Associated owned both the land and the plant, had its own employees, made purchases, borrowed money and paid its own bills. It filed federal income tax returns. It filed Louisiana sales tax returns relating to sales taxes on the linens it purchased from vendors for resale to members. It did not, however, pay sales taxes applicable to the furnishing of laundry services to its owners.

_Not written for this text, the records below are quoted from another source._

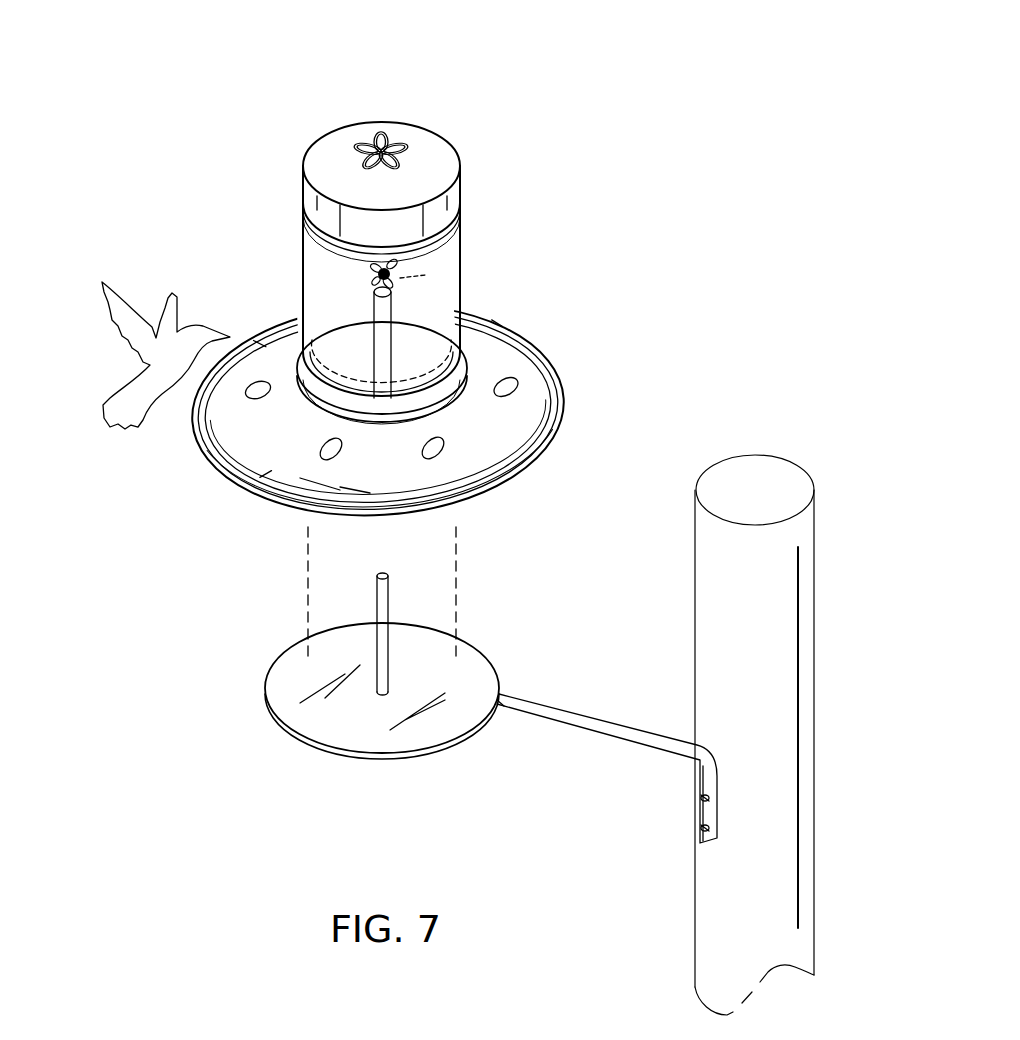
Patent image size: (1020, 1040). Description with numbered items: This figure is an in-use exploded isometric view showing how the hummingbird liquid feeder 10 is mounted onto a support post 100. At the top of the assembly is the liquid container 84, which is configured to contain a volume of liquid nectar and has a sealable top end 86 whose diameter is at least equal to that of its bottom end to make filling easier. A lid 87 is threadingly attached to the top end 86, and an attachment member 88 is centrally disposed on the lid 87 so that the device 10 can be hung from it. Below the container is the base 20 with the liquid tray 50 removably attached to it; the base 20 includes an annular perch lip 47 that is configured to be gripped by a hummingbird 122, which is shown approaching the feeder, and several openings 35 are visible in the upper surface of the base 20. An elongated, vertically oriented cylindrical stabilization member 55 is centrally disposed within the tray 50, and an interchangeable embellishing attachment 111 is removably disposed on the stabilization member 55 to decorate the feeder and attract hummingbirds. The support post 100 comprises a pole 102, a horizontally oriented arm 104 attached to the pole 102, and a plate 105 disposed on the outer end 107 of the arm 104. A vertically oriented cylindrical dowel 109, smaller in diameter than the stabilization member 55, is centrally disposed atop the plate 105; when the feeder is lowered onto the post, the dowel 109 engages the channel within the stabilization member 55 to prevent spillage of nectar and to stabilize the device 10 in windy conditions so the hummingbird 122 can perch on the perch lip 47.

The hummingbird liquid feeder 10 is at (312, 97).
The base 20 is at (525, 337).
The feeding ports 35 is at (515, 385).
The perch lip 47 is at (565, 397).
The liquid tray 50 is at (480, 498).
The stabilization member 55 is at (418, 333).
The liquid container 84 is at (462, 258).
The top end 86 is at (460, 238).
The lid 87 is at (453, 148).
The attachment member 88 is at (393, 138).
The support post 100 is at (805, 468).
The pole 102 is at (814, 645).
The arm 104 is at (628, 742).
The plate 105 is at (477, 645).
The outer end 107 is at (498, 712).
The dowel 109 is at (388, 597).
The embellishing attachment 111 is at (380, 270).
The hummingbird 122 is at (98, 325).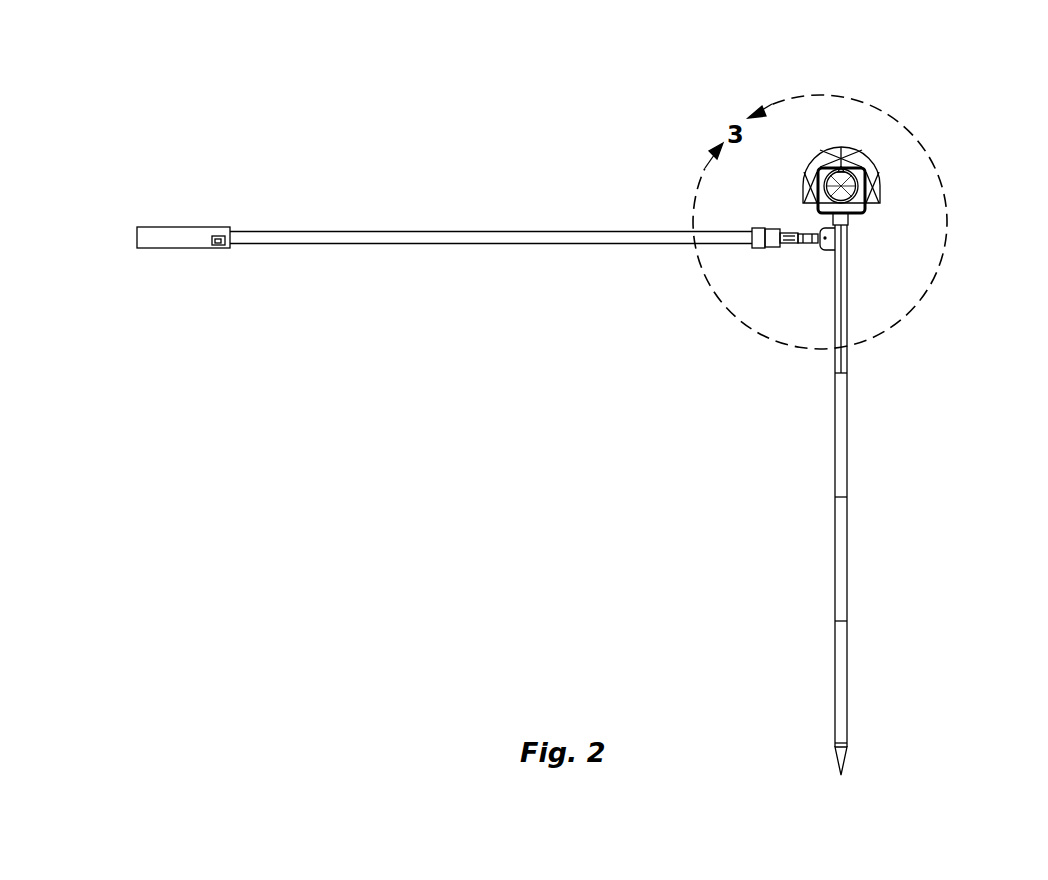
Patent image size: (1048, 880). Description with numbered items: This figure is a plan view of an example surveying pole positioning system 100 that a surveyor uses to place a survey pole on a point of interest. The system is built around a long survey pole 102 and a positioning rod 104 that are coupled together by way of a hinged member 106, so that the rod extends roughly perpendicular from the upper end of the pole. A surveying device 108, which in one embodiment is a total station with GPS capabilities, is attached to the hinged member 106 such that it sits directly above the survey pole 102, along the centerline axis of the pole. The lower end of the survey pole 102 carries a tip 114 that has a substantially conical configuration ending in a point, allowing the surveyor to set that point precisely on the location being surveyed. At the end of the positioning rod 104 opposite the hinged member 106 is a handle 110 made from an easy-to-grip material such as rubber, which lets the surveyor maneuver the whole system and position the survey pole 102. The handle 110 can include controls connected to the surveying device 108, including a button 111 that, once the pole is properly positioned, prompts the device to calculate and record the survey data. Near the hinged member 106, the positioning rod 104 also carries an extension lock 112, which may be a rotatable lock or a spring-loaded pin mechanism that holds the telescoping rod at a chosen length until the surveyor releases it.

The surveying pole positioning system 100 is at (946, 96).
The survey pole 102 is at (847, 432).
The positioning rod 104 is at (492, 231).
The hinged member 106 is at (848, 242).
The surveying device 108 is at (845, 147).
The handle 110 is at (210, 227).
The button 111 is at (220, 247).
The extension lock 112 is at (757, 247).
The tip 114 is at (843, 764).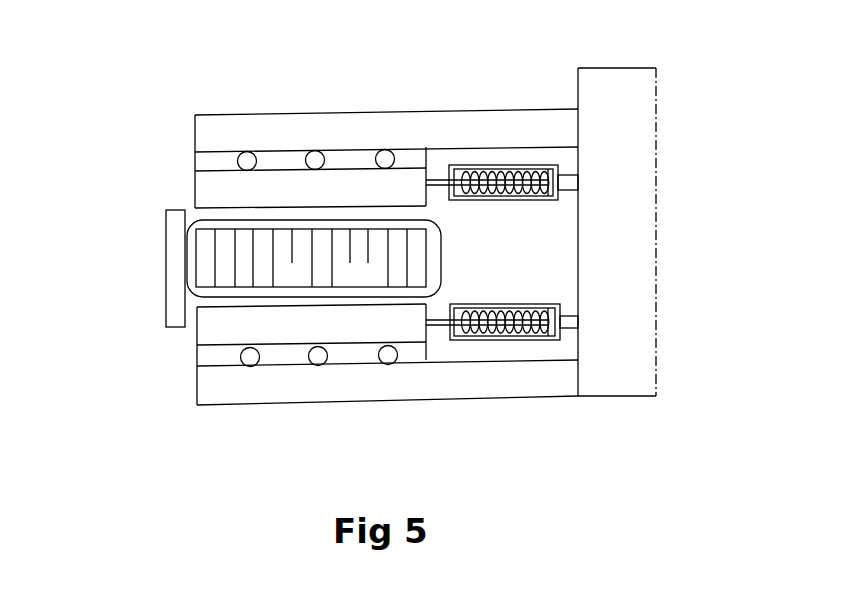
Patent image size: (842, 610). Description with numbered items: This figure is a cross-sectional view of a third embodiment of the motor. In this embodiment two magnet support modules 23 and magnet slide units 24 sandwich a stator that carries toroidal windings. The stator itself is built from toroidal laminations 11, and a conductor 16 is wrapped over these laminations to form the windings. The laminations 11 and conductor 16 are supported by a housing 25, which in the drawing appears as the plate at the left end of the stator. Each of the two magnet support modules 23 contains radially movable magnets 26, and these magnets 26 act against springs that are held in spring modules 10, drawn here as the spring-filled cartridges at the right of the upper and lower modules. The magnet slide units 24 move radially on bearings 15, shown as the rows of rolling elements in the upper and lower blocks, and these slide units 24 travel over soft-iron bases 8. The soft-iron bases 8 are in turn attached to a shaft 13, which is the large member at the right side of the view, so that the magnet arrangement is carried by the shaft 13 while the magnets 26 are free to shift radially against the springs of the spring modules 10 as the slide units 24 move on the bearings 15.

The soft-iron base 8 is at (357, 128).
The spring module 10 is at (535, 306).
The toroidal lamination 11 is at (240, 247).
The shaft 13 is at (640, 338).
The bearing 15 is at (243, 153).
The conductor 16 is at (223, 225).
The magnet support module 23 is at (403, 80).
The magnet slide unit 24 is at (172, 164).
The housing 25 is at (172, 312).
The radially movable magnet 26 is at (404, 187).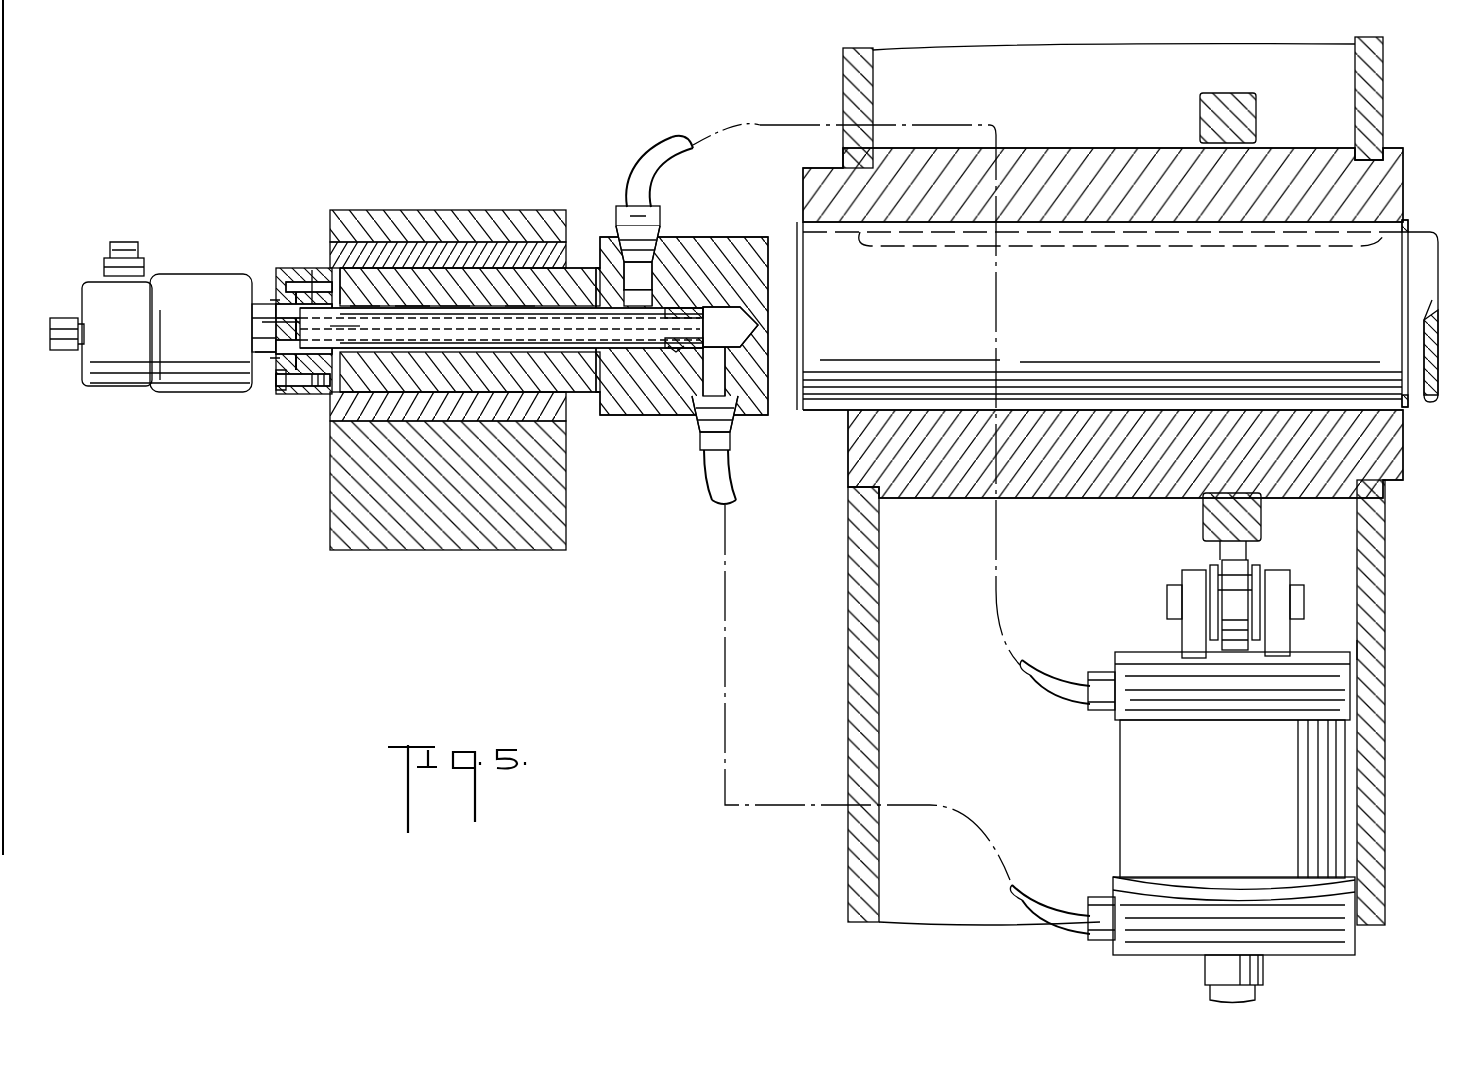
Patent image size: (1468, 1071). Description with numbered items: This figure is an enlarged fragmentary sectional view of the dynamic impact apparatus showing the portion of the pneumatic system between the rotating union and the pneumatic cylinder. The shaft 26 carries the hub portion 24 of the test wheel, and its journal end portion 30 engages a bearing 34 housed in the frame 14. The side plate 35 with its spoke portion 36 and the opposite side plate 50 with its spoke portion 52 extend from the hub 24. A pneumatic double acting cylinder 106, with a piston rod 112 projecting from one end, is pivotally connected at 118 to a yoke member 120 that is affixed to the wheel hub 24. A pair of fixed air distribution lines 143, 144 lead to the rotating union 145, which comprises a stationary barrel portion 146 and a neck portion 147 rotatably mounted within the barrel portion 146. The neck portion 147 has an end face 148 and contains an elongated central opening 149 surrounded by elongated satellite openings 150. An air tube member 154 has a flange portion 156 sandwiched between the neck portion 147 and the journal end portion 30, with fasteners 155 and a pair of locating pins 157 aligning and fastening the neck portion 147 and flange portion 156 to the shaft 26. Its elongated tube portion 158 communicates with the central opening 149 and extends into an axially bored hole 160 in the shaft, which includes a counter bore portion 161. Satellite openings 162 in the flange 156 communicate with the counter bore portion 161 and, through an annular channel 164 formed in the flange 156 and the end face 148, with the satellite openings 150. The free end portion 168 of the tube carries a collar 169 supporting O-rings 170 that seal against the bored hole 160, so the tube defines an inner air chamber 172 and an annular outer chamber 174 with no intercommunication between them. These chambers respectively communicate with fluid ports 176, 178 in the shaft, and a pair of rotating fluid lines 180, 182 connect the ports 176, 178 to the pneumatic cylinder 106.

The frame 14 is at (330, 440).
The hub portion 24 is at (1398, 462).
The shaft 26 is at (1422, 242).
The journal end portion 30 is at (497, 275).
The bearing 34 is at (436, 240).
The side plate 35 is at (1381, 582).
The spoke portion 36 is at (1381, 648).
The opposite side plate 50 is at (850, 590).
The spoke portion 52 is at (848, 553).
The pneumatic double acting cylinder 106 is at (1122, 777).
The piston rod 112 is at (1258, 995).
The pivotal connection 118 is at (1170, 595).
The yoke member 120 is at (1215, 523).
The fixed air distribution line 143 is at (48, 352).
The fixed air distribution line 144 is at (128, 248).
The rotating union 145 is at (185, 402).
The stationary barrel portion 146 is at (228, 341).
The neck portion 147 is at (262, 352).
The end face 148 is at (300, 270).
The elongated central opening 149 is at (272, 322).
The elongated satellite openings 150 is at (275, 300).
The air tube member 154 is at (397, 305).
The fasteners 155 is at (280, 388).
The flange portion 156 is at (316, 270).
The locating pins 157 is at (343, 268).
The elongated tube portion 158 is at (451, 318).
The axially bored hole 160 is at (517, 316).
The counter bore portion 161 is at (366, 318).
The satellite openings 162 is at (299, 268).
The annular channel 164 is at (333, 330).
The free end portion 168 is at (710, 306).
The collar 169 is at (676, 310).
The O-rings 170 is at (676, 352).
The inner air chamber 172 is at (612, 348).
The annular outer chamber 174 is at (576, 347).
The fluid port 176 is at (700, 392).
The fluid port 178 is at (632, 288).
The rotating fluid line 180 is at (704, 482).
The rotating fluid line 182 is at (676, 146).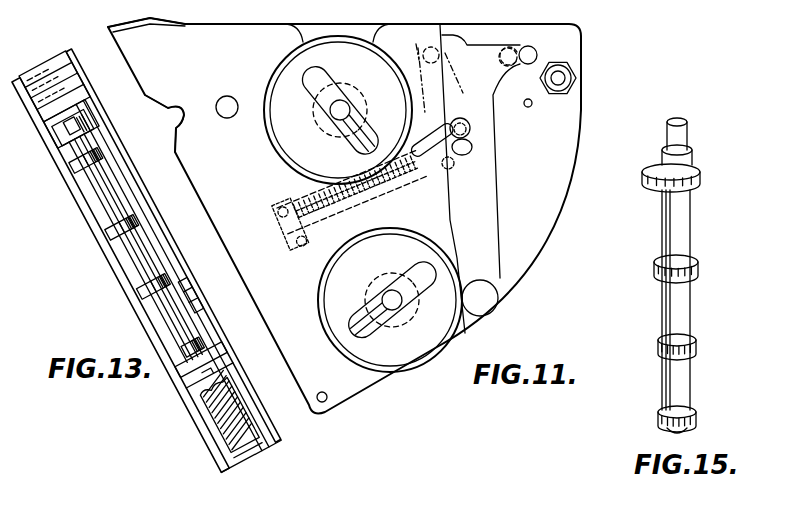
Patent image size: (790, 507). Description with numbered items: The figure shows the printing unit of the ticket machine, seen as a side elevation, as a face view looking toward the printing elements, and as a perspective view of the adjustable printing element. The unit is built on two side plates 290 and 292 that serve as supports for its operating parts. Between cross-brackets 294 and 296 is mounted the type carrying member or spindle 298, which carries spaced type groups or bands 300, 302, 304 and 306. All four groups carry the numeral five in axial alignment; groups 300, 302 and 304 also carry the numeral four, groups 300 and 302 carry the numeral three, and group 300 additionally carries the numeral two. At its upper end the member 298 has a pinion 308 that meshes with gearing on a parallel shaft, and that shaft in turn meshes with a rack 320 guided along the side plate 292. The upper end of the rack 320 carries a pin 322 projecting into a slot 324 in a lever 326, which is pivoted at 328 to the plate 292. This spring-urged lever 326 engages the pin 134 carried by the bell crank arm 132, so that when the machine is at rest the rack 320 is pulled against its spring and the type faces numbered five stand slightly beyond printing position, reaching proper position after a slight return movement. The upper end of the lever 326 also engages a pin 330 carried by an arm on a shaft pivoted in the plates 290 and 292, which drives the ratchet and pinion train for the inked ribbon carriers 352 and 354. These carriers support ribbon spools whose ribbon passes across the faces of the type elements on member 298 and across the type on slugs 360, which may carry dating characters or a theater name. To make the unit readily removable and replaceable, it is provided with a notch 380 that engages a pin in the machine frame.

In FIG. 11, the bell crank arm 132 is at (418, 46).
In FIG. 11, the pin 134 is at (433, 47).
In FIG. 11, the side plate 290 is at (358, 30).
In FIG. 13, the side plate 290 is at (115, 273).
In FIG. 11, the side plate 292 is at (240, 31).
In FIG. 13, the side plate 292 is at (173, 243).
In FIG. 13, the cross-bracket 294 is at (80, 148).
In FIG. 13, the cross-bracket 296 is at (218, 348).
In FIG. 13, the type carrying member 298 is at (107, 200).
In FIG. 15, the type carrying member 298 is at (690, 223).
In FIG. 13, the type group 300 is at (68, 167).
In FIG. 15, the type group 300 is at (700, 178).
In FIG. 13, the type group 302 is at (103, 233).
In FIG. 15, the type group 302 is at (698, 266).
In FIG. 13, the type group 304 is at (148, 288).
In FIG. 15, the type group 304 is at (695, 338).
In FIG. 13, the type group 306 is at (183, 352).
In FIG. 15, the type group 306 is at (695, 411).
In FIG. 13, the pinion 308 is at (62, 145).
In FIG. 11, the rack 320 is at (312, 208).
In FIG. 13, the rack 320 is at (190, 288).
In FIG. 11, the pin 322 is at (471, 130).
In FIG. 11, the slot 324 is at (471, 148).
In FIG. 11, the lever 326 is at (492, 184).
In FIG. 11, the pivot 328 is at (490, 299).
In FIG. 11, the pin 330 is at (537, 53).
In FIG. 11, the inked ribbon carrier 352 is at (405, 319).
In FIG. 11, the inked ribbon carrier 354 is at (357, 90).
In FIG. 13, the slug 360 is at (68, 78).
In FIG. 11, the notch 380 is at (178, 104).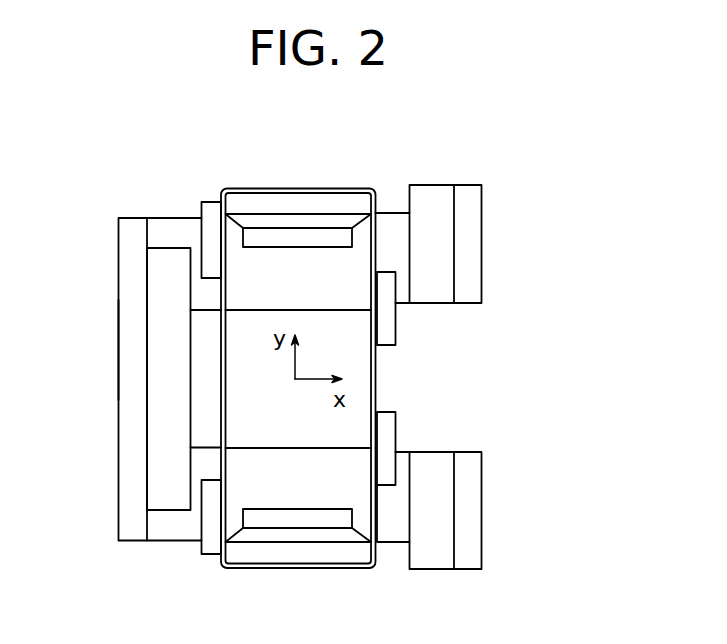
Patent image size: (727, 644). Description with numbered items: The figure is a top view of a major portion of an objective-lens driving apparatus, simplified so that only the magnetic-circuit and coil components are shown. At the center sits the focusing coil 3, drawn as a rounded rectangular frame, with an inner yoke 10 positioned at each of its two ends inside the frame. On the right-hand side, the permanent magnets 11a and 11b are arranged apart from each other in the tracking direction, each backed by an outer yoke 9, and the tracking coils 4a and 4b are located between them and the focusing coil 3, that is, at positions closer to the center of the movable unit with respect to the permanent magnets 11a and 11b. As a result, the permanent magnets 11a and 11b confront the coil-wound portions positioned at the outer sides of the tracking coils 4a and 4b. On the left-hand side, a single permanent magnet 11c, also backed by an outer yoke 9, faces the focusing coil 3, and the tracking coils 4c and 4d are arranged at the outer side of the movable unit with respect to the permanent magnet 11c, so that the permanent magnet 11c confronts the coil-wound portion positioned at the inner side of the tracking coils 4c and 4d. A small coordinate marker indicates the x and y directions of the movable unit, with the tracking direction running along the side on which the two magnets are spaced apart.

The Department of Revenue assessed Louisiana general sales tax on payments *358 made by owners for laundry services during the period January 1, 1984 through April 30, 1987. Associated filed a protest and claim for refund, and the Board of Tax Appeals ruled for Associated. On writ of review, the Civil District Court affirmed. The Department appealed to the Fourth Circuit Court of Appeal, which affirmed. The Court of Appeal reasoned that Associated "describes itself as a conduit whereby its members are doing their own laundry at a central location and are paying their pro-rata shares of the cost of operations.... [U]nder these circumstances, the transactions between Associated and its member hospitals do not constitute `sales of services' on which a sales tax can be assessed." 575 So.2d 448, 450 (La.App. 4th Cir.1991).

SALES TAX LAW

The Sales Tax Law defines the taxable sale of laundry services simply as the furnishing by one person to another of laundry services. La.R.S. 47:302 levies "a tax upon all sales of services, as herein defined." La.R.S. 47:302 (West 1990). "Sales of services" means and includes "[t]he furnishing of laundry, cleaning, pressing and dying services." La.R.S. 47:301(14)(e). While the statute contains no definition of the unmodified term "sale" explicitly applicable to the sale of a service, the "sale" for purposes of imposition of the tax upon sales of goods is defined in sweeping terms as "any transfer of title or possession, or both, exchange, barter, conditional or otherwise, in any manner or by any means whatsoever ... for a consideration." La.R.S. 47:301(12). The tax imposed under R.S. 47:302 is collectible from all persons engaged as dealers. La.R.S. 47:303. A "dealer" is any person who sells or furnishes any of the services subject to tax. La.R.S. 47:301(4)(f). A "person" includes "any individual, firm, copartnership, joint adventure, association, corporation, estate, trust, business trust, ... instrumentality or other group or combination acting as a unit." La.R.S. 47:301(8). While the statute sets forth various exclusions, some based on the nature or purpose of the transaction and others based on the character of the organizations engaging in the transaction, La.R.S. 47:305-305.49, it does not provide for an exclusion applicable to the furnishing of otherwise taxable services by a non-profit corporation to its member non-profit hospitals or healthcare institutions.